Ils ont pris la première photo sur le glacier du Rhône en août 2009, et la seconde en août 2024, soit seulement 15 ans d’écart.

La fonte des glaciers, symbole brutal du changement climatique, n'est plus une menace lointaine : elle est en cours.
Depuis l’an 2000, les glaciers du globe ont perdu 5 % de leur volume initial, soit 273 milliards de tonnes de glace par an — l’équivalent de trois piscines olympiques par seconde.

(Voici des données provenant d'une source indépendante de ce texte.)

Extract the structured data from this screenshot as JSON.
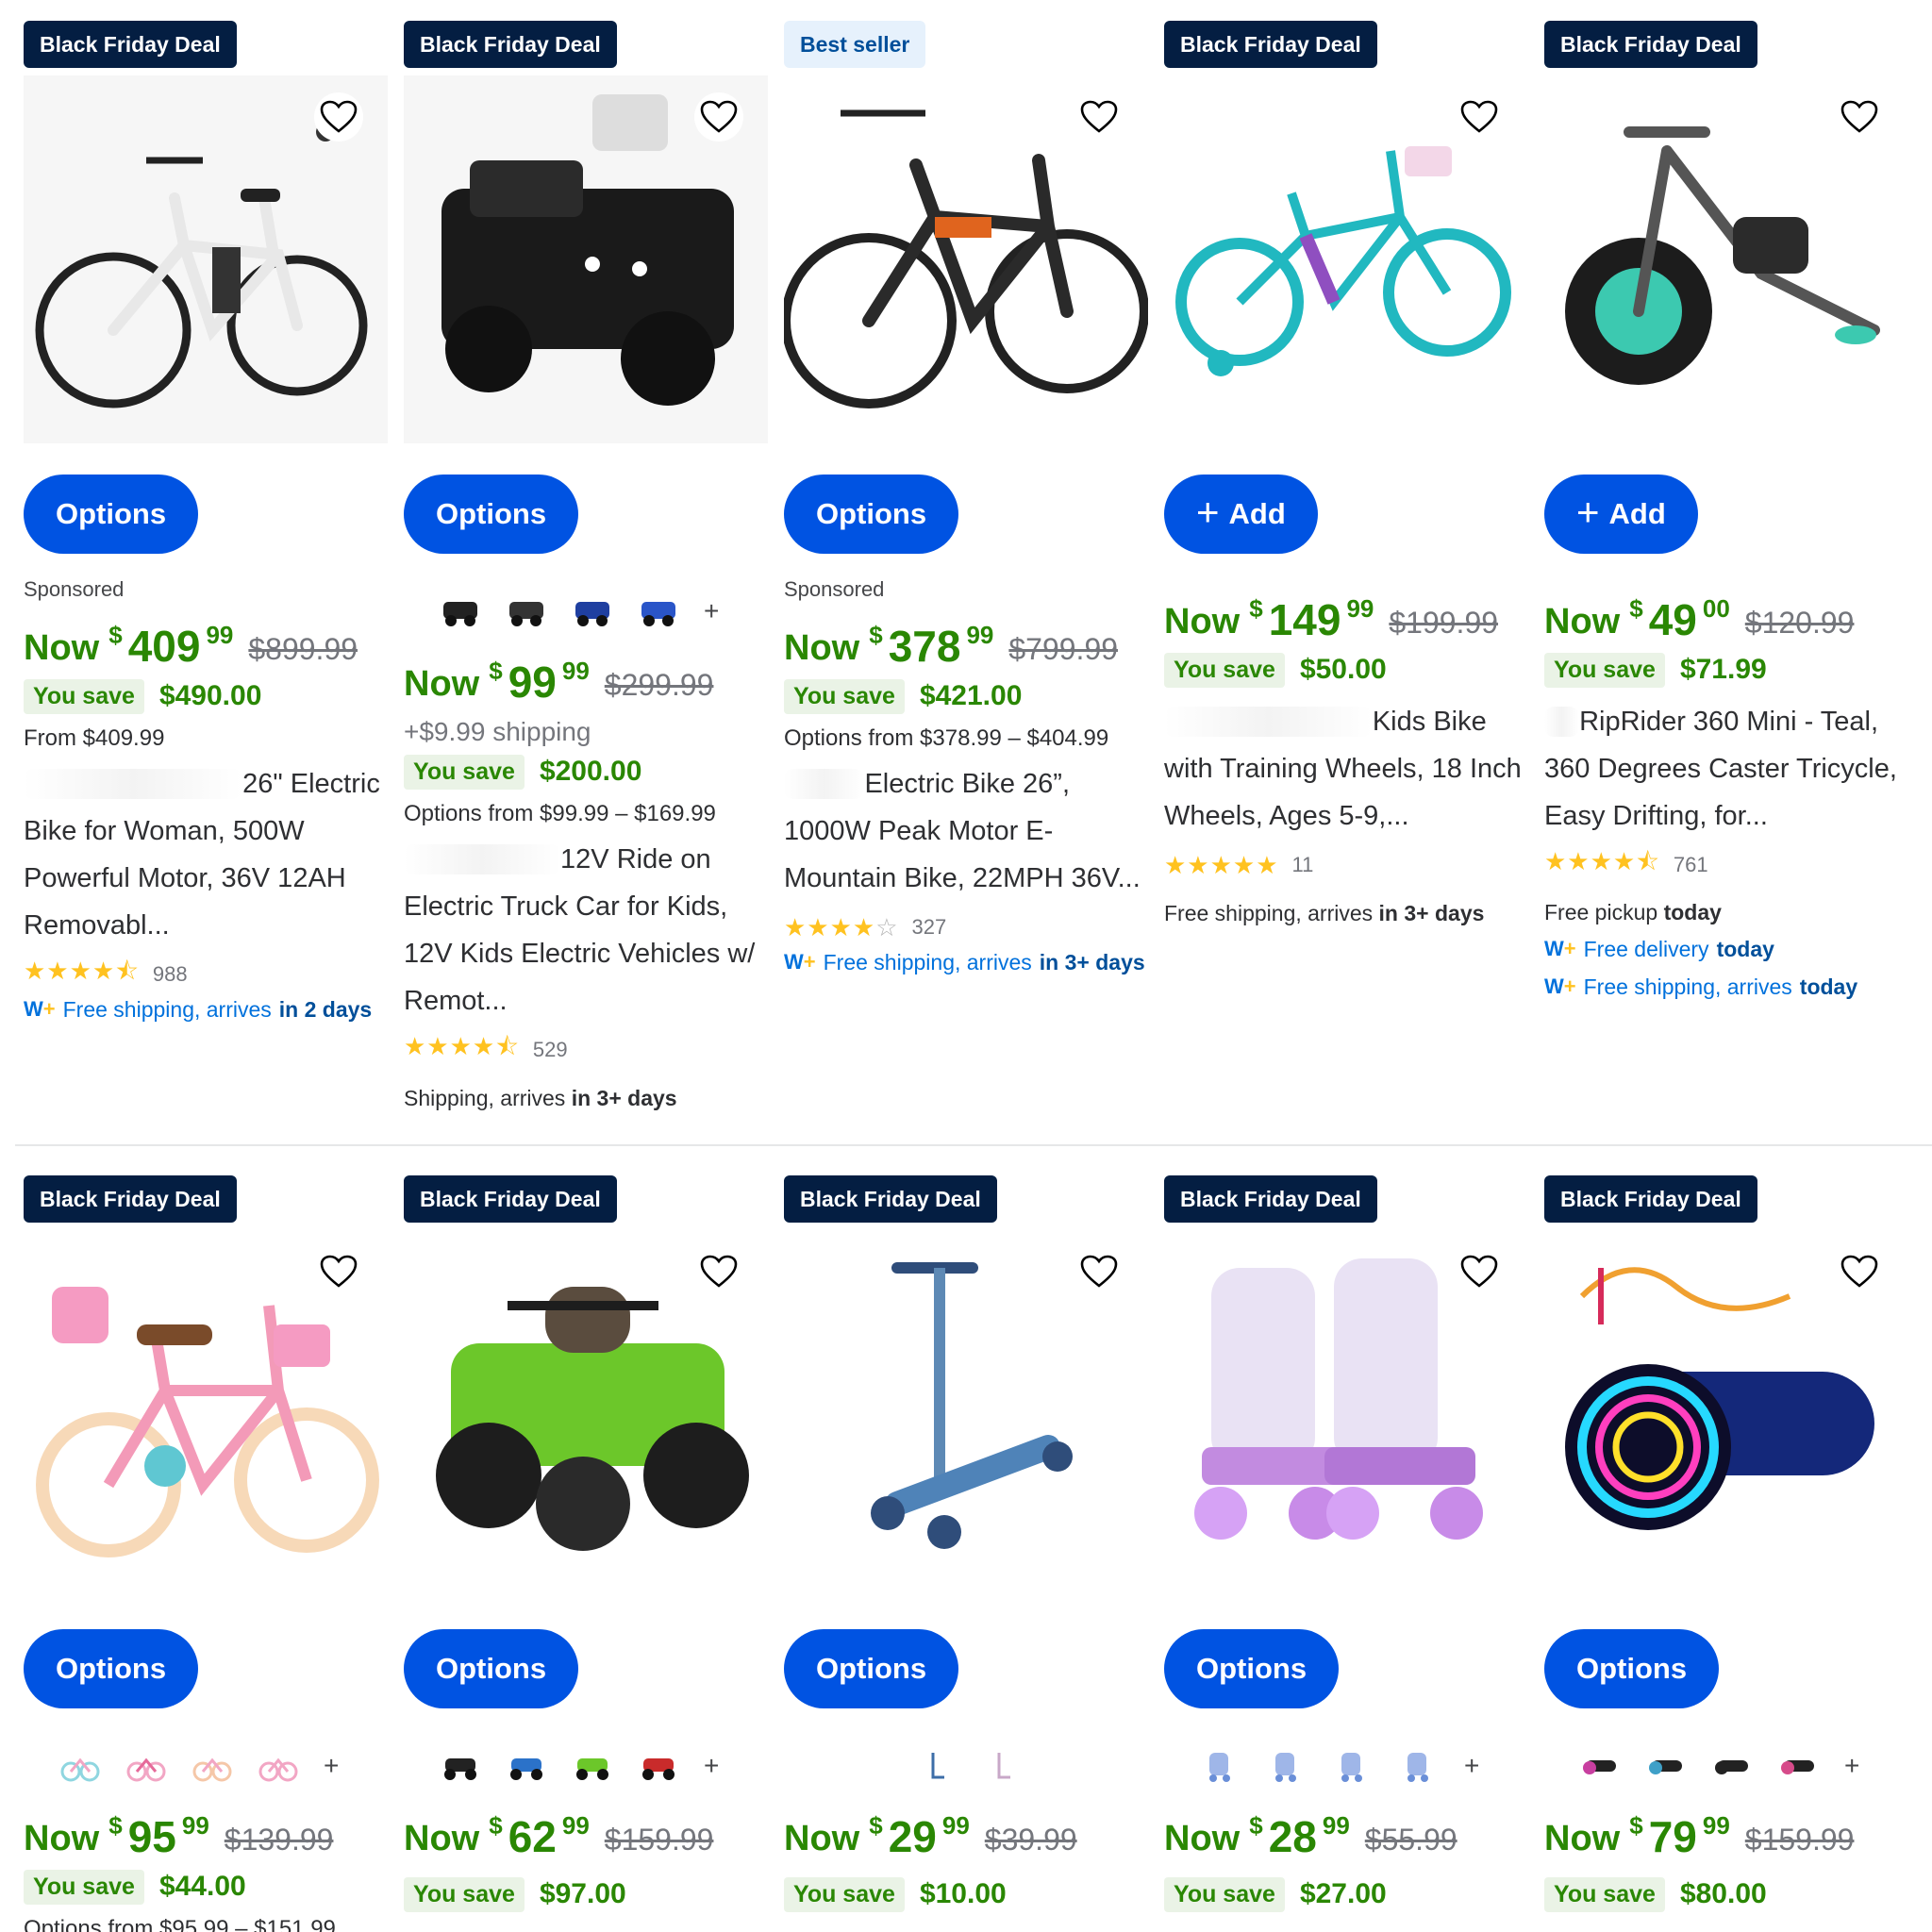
{
  "colors": {
    "brand_blue": "#0053e2",
    "deal_navy": "#041e42",
    "price_green": "#2a8703",
    "star_yellow": "#ffc220",
    "link_blue": "#0071dc"
  },
  "common": {
    "now_label": "Now",
    "currency": "$",
    "you_save_label": "You save",
    "more_swatches": "+"
  },
  "products": [
    {
      "badge": "Black Friday Deal",
      "button": "Options",
      "sponsored": "Sponsored",
      "price_dollars": "409",
      "price_cents": "99",
      "was": "$899.99",
      "save": "$490.00",
      "range": "From $409.99",
      "title": "26\" Electric Bike for Woman, 500W Powerful Motor, 36V 12AH Removabl...",
      "rating": 4.5,
      "stars": "★★★★⯪",
      "reviews": "988",
      "shipping_prefix": "Free shipping, arrives",
      "shipping_bold": "in 2 days",
      "wplus": "W+"
    },
    {
      "badge": "Black Friday Deal",
      "button": "Options",
      "swatch_icons": [
        "black-ride-on-car-swatch",
        "black-ride-on-car-swatch-2",
        "blue-ride-on-car-swatch",
        "blue-ride-on-car-swatch-2"
      ],
      "price_dollars": "99",
      "price_cents": "99",
      "was": "$299.99",
      "shipping_fee": "+$9.99 shipping",
      "save": "$200.00",
      "range": "Options from $99.99 – $169.99",
      "title": "12V Ride on Electric Truck Car for Kids, 12V Kids Electric Vehicles w/ Remot...",
      "rating": 4.5,
      "stars": "★★★★⯪",
      "reviews": "529",
      "shipping_prefix": "Shipping, arrives",
      "shipping_bold": "in 3+ days"
    },
    {
      "badge": "Best seller",
      "button": "Options",
      "sponsored": "Sponsored",
      "price_dollars": "378",
      "price_cents": "99",
      "was": "$799.99",
      "save": "$421.00",
      "range": "Options from $378.99 – $404.99",
      "title": "Electric Bike 26”, 1000W Peak Motor E-Mountain Bike, 22MPH 36V...",
      "rating": 4,
      "stars": "★★★★",
      "stars_off": "☆",
      "reviews": "327",
      "shipping_prefix": "Free shipping, arrives",
      "shipping_bold": "in 3+ days",
      "wplus": "W+"
    },
    {
      "badge": "Black Friday Deal",
      "button": "Add",
      "price_dollars": "149",
      "price_cents": "99",
      "was": "$199.99",
      "save": "$50.00",
      "title": "Kids Bike with Training Wheels, 18 Inch Wheels, Ages 5-9,...",
      "rating": 5,
      "stars": "★★★★★",
      "reviews": "11",
      "shipping_prefix": "Free shipping, arrives",
      "shipping_bold": "in 3+ days"
    },
    {
      "badge": "Black Friday Deal",
      "button": "Add",
      "price_dollars": "49",
      "price_cents": "00",
      "was": "$120.99",
      "save": "$71.99",
      "title": "RipRider 360 Mini - Teal, 360 Degrees Caster Tricycle, Easy Drifting, for...",
      "rating": 4.5,
      "stars": "★★★★⯪",
      "reviews": "761",
      "pickup_prefix": "Free pickup",
      "pickup_bold": "today",
      "delivery_prefix": "Free delivery",
      "delivery_bold": "today",
      "shipping_prefix": "Free shipping, arrives",
      "shipping_bold": "today",
      "wplus": "W+"
    },
    {
      "badge": "Black Friday Deal",
      "button": "Options",
      "swatch_icons": [
        "pink-bike-swatch",
        "pink-bike-swatch-2",
        "pink-bike-swatch-3",
        "pink-bike-swatch-4"
      ],
      "price_dollars": "95",
      "price_cents": "99",
      "was": "$139.99",
      "save": "$44.00",
      "range": "Options from $95.99 – $151.99"
    },
    {
      "badge": "Black Friday Deal",
      "button": "Options",
      "swatch_icons": [
        "black-atv-swatch",
        "blue-atv-swatch",
        "green-atv-swatch",
        "red-atv-swatch"
      ],
      "price_dollars": "62",
      "price_cents": "99",
      "was": "$159.99",
      "save": "$97.00"
    },
    {
      "badge": "Black Friday Deal",
      "button": "Options",
      "swatch_icons": [
        "blue-scooter-swatch",
        "pink-scooter-swatch"
      ],
      "price_dollars": "29",
      "price_cents": "99",
      "was": "$39.99",
      "save": "$10.00"
    },
    {
      "badge": "Black Friday Deal",
      "button": "Options",
      "swatch_icons": [
        "skate-swatch",
        "skate-swatch-2",
        "skate-swatch-3",
        "skate-swatch-4"
      ],
      "price_dollars": "28",
      "price_cents": "99",
      "was": "$55.99",
      "save": "$27.00"
    },
    {
      "badge": "Black Friday Deal",
      "button": "Options",
      "swatch_icons": [
        "hoverboard-swatch",
        "hoverboard-swatch-2",
        "hoverboard-swatch-3",
        "hoverboard-swatch-4"
      ],
      "price_dollars": "79",
      "price_cents": "99",
      "was": "$159.99",
      "save": "$80.00"
    }
  ]
}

En 2022 et 2023, les pertes de masse glaciaire ont atteint des niveaux records, notamment dans les Alpes et les Pyrénées, où 40 % du volume glaciaire s’est déjà évanoui en moins de 25 ans.
Selon une étude publiée dans Nature (Bosson et al., 2023), jusqu'à la moitié des glaciers mondiaux pourraient disparaître d'ici 2100, même en limitant le réchauffement à +1,5 °C.

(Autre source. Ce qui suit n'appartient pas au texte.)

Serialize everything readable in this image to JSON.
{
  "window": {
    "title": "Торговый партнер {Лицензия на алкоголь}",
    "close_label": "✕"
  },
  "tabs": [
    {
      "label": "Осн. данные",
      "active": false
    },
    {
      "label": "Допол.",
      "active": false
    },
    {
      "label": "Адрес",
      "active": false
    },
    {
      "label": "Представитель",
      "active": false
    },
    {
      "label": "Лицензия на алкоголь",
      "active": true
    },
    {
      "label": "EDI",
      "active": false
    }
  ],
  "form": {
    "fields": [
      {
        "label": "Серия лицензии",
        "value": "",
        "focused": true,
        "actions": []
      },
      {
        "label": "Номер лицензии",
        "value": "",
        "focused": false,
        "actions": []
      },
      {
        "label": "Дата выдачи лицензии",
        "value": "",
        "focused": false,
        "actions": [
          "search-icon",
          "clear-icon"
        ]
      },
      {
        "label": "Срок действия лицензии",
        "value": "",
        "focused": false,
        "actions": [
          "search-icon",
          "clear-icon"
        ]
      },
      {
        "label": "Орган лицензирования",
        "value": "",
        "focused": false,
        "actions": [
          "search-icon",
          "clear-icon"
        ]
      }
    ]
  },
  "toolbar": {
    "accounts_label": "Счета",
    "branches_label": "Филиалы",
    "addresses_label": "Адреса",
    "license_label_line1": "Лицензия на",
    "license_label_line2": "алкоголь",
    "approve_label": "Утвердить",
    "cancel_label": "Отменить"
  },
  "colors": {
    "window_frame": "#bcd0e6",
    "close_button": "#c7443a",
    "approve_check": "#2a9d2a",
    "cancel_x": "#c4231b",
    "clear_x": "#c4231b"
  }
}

Dans les Alpes françaises, deux tiers de la surface glaciaire pourraient disparaître.
Sous la glace, de nouveaux écosystèmes émergent
Derrière ce constat dramatique, un phénomène méconnu émerge : la naissance de nouveaux écosystèmes.
À mesure que les glaciers reculent, ils libèrent :
Des terres où pourront se développer pelouses, landes et forêts,
Des lacs et zones humides d’eau douce,
Des fjords et lagons sur les littoraux.

D'ici 2100, entre 50 000 et 230 000 nouveaux lacs pourraient apparaître à l’échelle mondiale, dont jusqu’à 900 dans les Alpes.
Nous assistons à l’émergence de "l’ère des lacs" : un avenir où les zones humides deviendront essentielles pour la biodiversité et le stockage de carbone.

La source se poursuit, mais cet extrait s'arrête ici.